Hi!
That's a huge heap, I'd guess that's the main reason for pauses. Do you
really need it so? Even though memory is cheap, the strategy "throw at
it all you've got" is bad for time constrained Java applications. You
need to choose the optimal heap size depending on the type of the
application, expected load, etc.
If you do something like in-memory data storage, I'd consider a way to
move it out of JVM and thus out of the general GC lifecycle.
> Also want to replace the ConcMarkSweepGC with the new G1 GC
> available in jdk 1.7. So it will be something like : -XX:+UseG1GC
> -XX:MaxGCPauseMillis=500 (to impose also a pause limit)

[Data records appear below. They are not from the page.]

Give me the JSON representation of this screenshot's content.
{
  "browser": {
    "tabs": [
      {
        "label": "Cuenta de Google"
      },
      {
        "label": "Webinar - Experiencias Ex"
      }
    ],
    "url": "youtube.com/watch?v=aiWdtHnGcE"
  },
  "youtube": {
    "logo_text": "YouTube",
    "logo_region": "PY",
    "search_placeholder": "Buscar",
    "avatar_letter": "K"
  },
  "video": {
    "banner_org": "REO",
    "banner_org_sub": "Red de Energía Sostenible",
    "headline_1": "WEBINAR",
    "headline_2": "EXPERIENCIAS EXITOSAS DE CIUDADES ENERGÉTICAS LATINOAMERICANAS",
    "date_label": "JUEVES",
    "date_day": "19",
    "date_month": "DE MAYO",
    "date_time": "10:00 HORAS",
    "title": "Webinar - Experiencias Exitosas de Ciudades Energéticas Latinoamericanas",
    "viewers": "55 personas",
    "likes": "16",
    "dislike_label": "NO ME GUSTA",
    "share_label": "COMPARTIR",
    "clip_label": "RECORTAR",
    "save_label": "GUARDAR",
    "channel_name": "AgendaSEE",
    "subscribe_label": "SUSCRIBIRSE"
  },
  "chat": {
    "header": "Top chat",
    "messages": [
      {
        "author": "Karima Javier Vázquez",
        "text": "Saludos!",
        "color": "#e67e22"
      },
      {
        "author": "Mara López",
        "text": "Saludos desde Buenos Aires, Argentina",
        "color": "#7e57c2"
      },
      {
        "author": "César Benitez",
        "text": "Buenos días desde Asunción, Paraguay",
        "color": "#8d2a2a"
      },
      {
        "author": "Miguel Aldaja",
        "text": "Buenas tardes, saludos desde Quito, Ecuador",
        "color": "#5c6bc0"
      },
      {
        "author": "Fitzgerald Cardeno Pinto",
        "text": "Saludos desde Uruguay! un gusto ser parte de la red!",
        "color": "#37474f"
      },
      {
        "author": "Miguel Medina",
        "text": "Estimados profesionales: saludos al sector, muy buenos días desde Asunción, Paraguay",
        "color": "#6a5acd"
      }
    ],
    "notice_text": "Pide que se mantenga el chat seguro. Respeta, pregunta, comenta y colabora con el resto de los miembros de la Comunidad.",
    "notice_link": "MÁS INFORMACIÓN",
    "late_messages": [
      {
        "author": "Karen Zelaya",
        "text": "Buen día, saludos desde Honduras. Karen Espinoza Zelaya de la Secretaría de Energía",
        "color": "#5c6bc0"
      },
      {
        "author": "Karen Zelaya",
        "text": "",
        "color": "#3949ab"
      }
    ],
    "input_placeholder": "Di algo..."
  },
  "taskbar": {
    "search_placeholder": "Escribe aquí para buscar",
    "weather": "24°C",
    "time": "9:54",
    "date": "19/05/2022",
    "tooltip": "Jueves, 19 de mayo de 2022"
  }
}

MaxGCPauseMillis is just a hint (it might not be possible to meet that
goal, e.g. due to a huge heap or due to the machine underperforming
for any other reason). And using ergonomics suggests to minimize other
"hand-tuning" as the more fixed values you set, the less space is left
for JVM self-tuning, which is the idea behind ergonomics and the usage
of hints like MaxGCPauseMillis.
> So, any advices?
From what I've gathered from various web resources is that the general
attitude towards modern JVM tuning is "less is more". :) That is, do
less hand tuning and leave more space for JVM self-tuning because it
has a lot more _actual_ data in runtime to do that, which would take a
lot of profiling for the developer to gather. And you'd need to redo
that over and over after any change in the behaviour of your system,
change on the shape of the load, etc.